At first, like many things in my life, I was admittedly extreme in my zeal to find a new physical me. Luckily, I eventually found a balance that fit my busy schedule, and allowed me to socialize with real live human beings again. It’s hard to be social when you’re at the gym 12 times a week. Yes, 12. Plus, nobody tends to ask you out to dinner when all you’ll eat is plain chicken breasts, and the only kosher topic of conversation is how many grams of protein you’ve consumed for the day.

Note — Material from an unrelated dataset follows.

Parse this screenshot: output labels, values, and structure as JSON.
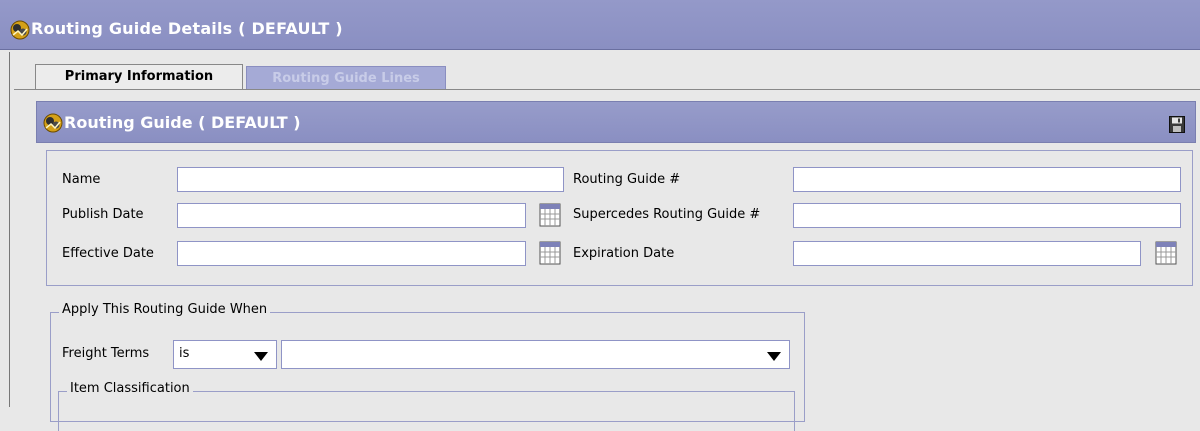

Whatever craziness the world throws my way on any given day, each time I climb those stairs on my way up to the gym, I know things only are going to get better. Like few other things in life, I never seem to leave the gym feeling worse than when I arrived (except perhaps the one time I did step class right after Chipotle).
In addition to a good workout, it helps that good friends and ample laughter always are in abundance. I’ve met some wonderful people at the gym, and many of my good friends since have joined as well. Perhaps above all else, a supportive network of friends has been the real key to maintaining a healthy mind and body.
I have a friend who has resisted the temptation to join the gym. He hears my friends and me talking about it—the classes and the fun we have. “I’m not joining that damn cult,” he says. I’m not sure what constitutes a cult, and even if it were, I think I could’ve chosen worse. At least at the gym, I don’t have to sign over my worldly possessions, and I get abs in return.